Finalmente entro in Norvegia ed un paradiso motociclistico si apre davanti a me: strade tortuose, asfalto impeccabile e paesaggi mozzafiato non smettono mai di lasciarmi a bocca aperta.

Non esistono parole adatte per descriverla, enormi fiordi che solcano una terra colma di laghi e torrenti, tutto incorniciato da cascate e pendii che si innalzano verticalmente per centinaia di metri. Un esempio lampante è il Preikestolen (Pulpito di Roccia), una enorme parete rocciosa alta 608 metri che si butta a capofitto nel Lysefjord. La scalata per arrivarci dura qualche ora, una scivolata sarebbe fatale ma la vista da sopra è impagabile (per maggiori dettagli e foto sulla scalata clicca QUI e leggi il mio racconto).

Snow Road e Trollstigen, le più belle strade del mondo

La via è sempre ricca di monumenti e costruzioni interessanti, come la chiesa di Heddal che risale ai primi del XII secolo ed è completamente in legno.
Uno dei luoghi che più mi ha lasciato il segno è la Snow Road (Aurlandsfjellet), che ricorderò per sempre come i 48 km più belli di tutta la mia vita. Questa strada si erge nel bel mezzo di paesaggi surreali, quali colline innevate e bucherellate da un’infinità di laghi o da catene rocciose paragonabili a miraggi lunari. Di certo non la dimenticherò mai.

Nota importante per chi vuole intraprendere questo viaggio. La Snow Road passa sopra alla galleria stradale più lunga del mondo, il Tunnel di Lærdal, che con i suoi 24 km taglia di circa 100 km il tragitto per andare verso Nordkapp. Consiglio caldamentedi non scegliere questa opzione ma di fare la Snow Road, ben più bella e panoramica di un tunnel dritto di 24 km. Non ve ne pentirete.

La cosa incredibile è che più ci si addentra in questa terra meravigliosa, più la si ama. Un continuo sali scendi che non stanca mai, come la Trollstigen, tradotto “La scala dei troll” o anche “La strada delle aquile”, una tortuosa e ripida strada che sovrasta un fiordo spettacolare. Peccato solo per il traffico, è una meta molto frequentata.

Voglioso di un letto caldo in cui dormire, decido il quinto giorno di viaggio di alloggiare in un dormitorio comune di un ostello.
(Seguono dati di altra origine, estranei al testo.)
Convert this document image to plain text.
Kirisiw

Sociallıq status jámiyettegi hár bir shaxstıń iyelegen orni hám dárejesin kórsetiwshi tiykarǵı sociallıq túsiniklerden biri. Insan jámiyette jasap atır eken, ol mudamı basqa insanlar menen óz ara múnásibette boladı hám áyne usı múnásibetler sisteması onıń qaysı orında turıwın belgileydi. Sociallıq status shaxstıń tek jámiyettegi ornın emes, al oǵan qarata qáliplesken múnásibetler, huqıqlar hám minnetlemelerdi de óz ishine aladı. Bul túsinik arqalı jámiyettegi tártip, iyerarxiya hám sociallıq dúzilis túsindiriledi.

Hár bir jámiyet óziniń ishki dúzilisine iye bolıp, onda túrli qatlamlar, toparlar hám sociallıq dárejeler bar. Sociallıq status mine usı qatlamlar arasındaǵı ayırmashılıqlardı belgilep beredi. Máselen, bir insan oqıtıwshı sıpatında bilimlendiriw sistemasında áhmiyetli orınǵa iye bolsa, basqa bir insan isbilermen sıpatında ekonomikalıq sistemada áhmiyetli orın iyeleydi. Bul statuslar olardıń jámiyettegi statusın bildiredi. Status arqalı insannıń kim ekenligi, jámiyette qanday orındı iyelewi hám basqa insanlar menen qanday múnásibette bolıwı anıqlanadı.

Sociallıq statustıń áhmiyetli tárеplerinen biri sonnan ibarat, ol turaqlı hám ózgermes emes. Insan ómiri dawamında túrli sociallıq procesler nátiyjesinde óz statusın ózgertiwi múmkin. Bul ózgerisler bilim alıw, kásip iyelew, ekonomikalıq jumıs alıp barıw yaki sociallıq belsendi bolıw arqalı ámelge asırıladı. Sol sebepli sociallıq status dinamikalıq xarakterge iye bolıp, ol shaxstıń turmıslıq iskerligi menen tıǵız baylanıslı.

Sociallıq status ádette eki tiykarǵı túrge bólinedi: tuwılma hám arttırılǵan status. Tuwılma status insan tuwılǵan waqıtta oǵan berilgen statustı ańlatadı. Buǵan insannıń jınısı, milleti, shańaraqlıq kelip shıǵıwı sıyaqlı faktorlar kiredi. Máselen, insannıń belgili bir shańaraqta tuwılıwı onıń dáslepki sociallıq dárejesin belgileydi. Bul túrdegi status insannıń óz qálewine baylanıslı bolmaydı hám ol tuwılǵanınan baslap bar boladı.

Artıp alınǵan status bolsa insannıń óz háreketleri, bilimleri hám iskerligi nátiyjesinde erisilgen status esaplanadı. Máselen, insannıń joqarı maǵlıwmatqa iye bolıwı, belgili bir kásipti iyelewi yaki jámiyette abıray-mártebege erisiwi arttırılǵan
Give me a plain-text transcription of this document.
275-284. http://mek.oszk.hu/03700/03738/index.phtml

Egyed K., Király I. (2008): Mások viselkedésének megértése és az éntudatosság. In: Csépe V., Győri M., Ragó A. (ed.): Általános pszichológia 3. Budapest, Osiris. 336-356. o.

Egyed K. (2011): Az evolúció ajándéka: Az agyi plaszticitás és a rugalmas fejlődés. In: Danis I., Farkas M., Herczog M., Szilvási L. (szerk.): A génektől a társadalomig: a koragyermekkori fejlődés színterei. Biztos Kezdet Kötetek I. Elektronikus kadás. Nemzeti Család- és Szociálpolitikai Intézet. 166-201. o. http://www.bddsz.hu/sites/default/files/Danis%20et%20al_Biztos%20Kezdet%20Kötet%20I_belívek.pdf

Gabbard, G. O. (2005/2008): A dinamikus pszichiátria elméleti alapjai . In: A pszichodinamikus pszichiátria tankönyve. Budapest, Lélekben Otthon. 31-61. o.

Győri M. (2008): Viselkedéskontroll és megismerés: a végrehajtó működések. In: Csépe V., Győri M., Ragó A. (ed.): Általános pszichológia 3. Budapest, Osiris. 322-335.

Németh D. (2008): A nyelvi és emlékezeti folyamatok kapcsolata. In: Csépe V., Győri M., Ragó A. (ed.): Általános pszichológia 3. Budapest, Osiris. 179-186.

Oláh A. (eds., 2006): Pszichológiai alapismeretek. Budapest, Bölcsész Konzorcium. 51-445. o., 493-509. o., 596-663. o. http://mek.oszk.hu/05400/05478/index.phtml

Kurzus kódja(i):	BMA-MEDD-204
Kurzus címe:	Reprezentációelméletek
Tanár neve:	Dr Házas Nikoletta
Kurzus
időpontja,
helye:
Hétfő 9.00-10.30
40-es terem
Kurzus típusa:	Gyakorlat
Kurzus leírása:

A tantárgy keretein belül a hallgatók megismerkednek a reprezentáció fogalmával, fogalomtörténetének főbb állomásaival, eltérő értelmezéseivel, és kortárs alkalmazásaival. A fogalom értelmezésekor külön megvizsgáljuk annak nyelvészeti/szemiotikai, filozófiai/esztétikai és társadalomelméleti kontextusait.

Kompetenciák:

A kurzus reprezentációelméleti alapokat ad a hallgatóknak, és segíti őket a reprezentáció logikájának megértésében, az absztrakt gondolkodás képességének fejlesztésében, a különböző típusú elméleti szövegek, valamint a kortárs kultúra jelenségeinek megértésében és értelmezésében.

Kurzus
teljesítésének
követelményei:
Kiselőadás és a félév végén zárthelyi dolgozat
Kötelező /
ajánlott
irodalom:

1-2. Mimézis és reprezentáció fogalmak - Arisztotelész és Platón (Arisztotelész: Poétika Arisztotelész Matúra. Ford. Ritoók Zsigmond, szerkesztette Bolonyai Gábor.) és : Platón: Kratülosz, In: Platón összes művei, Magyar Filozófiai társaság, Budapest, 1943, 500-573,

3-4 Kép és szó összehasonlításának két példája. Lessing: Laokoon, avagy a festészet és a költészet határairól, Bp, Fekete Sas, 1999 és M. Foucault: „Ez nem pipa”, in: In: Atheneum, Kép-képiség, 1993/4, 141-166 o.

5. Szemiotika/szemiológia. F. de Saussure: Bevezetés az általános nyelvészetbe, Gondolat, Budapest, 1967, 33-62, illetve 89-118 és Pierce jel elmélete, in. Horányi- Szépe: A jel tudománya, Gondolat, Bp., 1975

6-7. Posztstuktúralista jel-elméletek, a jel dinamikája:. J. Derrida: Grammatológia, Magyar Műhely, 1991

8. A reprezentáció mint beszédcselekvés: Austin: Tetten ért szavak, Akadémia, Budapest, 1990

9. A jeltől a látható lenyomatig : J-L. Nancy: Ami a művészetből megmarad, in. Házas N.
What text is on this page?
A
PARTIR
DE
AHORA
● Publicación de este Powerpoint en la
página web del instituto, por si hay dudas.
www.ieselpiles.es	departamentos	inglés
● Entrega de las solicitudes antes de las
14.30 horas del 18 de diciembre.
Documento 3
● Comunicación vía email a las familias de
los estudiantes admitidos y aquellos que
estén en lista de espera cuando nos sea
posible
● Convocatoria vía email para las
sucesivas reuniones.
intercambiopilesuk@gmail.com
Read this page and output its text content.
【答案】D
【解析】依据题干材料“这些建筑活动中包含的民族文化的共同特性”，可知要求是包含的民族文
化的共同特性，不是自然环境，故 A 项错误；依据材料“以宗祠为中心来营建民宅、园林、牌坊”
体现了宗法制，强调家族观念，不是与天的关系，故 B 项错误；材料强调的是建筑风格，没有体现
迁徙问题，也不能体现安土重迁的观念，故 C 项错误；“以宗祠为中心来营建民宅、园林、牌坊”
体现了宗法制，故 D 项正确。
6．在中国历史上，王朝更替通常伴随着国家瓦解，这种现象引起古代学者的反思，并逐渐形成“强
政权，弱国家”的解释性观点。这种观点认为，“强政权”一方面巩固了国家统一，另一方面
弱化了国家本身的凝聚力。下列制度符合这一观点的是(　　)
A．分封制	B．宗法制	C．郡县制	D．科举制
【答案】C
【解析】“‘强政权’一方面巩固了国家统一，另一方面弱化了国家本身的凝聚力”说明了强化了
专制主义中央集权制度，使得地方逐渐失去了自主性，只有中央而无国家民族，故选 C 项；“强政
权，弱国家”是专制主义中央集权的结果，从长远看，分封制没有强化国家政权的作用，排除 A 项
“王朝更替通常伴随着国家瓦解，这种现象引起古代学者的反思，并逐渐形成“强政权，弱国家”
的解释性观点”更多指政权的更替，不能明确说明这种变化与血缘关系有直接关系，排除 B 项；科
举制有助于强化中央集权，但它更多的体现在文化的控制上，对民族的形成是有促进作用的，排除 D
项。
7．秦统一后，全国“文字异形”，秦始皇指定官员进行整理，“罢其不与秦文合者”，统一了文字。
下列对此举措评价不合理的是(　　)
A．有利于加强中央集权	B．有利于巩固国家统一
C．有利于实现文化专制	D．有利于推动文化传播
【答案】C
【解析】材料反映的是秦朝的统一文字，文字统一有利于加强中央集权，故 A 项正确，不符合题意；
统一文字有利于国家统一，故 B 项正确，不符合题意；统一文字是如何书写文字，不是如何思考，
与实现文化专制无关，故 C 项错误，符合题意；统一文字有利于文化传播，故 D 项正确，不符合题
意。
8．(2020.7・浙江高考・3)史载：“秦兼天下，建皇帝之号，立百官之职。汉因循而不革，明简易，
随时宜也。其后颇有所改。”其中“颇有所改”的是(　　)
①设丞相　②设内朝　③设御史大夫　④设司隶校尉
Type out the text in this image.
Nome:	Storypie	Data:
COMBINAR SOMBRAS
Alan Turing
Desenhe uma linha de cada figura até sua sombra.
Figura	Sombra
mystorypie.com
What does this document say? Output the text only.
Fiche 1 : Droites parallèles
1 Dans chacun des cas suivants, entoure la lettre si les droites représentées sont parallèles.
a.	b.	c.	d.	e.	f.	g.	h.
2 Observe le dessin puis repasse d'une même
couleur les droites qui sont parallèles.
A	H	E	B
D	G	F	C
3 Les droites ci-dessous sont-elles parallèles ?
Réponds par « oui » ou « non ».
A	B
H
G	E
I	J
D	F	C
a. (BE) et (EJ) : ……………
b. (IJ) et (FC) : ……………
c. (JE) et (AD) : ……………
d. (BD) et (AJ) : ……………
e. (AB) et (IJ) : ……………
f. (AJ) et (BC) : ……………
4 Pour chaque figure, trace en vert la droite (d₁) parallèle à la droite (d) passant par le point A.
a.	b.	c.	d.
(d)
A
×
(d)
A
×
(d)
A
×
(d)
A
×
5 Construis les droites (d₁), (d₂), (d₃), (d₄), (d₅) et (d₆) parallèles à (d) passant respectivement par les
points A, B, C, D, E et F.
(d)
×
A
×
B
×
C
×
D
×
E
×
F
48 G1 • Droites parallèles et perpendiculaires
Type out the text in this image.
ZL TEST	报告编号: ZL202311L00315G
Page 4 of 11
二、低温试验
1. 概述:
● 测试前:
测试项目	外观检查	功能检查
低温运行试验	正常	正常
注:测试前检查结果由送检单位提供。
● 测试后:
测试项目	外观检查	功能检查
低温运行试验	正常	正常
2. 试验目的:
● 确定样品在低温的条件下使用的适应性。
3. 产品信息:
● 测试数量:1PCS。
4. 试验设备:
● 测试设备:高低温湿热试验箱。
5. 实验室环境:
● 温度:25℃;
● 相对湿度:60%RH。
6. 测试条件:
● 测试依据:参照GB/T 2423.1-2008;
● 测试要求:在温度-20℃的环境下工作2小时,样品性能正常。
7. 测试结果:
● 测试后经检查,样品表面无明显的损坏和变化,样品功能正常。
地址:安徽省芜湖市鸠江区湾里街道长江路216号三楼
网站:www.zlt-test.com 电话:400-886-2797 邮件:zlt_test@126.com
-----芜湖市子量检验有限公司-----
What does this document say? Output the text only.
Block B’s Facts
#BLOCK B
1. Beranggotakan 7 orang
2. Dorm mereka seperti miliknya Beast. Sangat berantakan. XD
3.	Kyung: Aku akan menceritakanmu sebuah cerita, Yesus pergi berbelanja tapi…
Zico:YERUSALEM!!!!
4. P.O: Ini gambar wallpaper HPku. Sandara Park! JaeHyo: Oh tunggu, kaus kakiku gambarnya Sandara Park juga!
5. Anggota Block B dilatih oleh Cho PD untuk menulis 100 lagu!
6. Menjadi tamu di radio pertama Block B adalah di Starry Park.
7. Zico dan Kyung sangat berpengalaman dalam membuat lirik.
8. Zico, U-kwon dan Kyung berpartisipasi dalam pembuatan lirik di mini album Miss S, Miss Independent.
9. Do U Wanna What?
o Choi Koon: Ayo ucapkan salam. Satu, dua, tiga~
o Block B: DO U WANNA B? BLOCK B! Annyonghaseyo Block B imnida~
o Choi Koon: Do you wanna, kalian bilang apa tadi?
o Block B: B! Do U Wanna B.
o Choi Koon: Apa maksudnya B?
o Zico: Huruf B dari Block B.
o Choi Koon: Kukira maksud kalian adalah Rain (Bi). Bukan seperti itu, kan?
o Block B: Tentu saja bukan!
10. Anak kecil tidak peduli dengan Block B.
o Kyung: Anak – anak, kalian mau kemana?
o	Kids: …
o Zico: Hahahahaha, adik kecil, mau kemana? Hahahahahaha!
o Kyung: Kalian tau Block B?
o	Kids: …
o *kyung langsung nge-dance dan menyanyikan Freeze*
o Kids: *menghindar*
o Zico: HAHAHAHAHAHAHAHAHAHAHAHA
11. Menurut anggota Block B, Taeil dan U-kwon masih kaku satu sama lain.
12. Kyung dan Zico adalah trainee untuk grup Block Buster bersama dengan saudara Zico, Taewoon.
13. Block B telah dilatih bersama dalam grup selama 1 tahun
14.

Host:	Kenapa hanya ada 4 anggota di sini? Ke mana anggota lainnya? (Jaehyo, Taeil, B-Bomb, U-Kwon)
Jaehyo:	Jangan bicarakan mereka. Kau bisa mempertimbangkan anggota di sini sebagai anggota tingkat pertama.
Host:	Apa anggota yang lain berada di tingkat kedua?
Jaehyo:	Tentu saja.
La ragazza della reception mi avverte che l’intera casa è occupata da una comitiva di cinesi, circa una trentina, e che avrei dormito in una stanza da sei con cinque di loro. Ed ecco l’esatto momento in cui rimpiansi la tenda, il freddo, l’acqua e la neve. Appena entro in casa un odore indecente di fritto e cipolla mi ammazza, nel dormitorio non potevo spegnere la luce perché “a noi piace dormire con la luce accesa tutta la notte” e, come se non bastasse, impossibile dormire. La mia vicina di letto, una ragazza minuta e molto carina, russa come una mietitrebbiatrice nel bel mezzo della peggiore delle stagioni di raccolta. Mi metto le cuffie e comincio ad ascoltare il metal più scassatimpani che ho nel lettore, ma non basta. Riapro gli occhi alle 5:30 del mattino e comincio a fare i bagagli (facendo più rumore possibile…) e scendo in cucina per fare colazione. Entro in cucina e vedo una anziana cinese intenta a friggere qualcosa: mi passa l’appetito. Mia cara tenda estiva, mia amata pioggia, non mi lamenterò mai più di voi. Mai.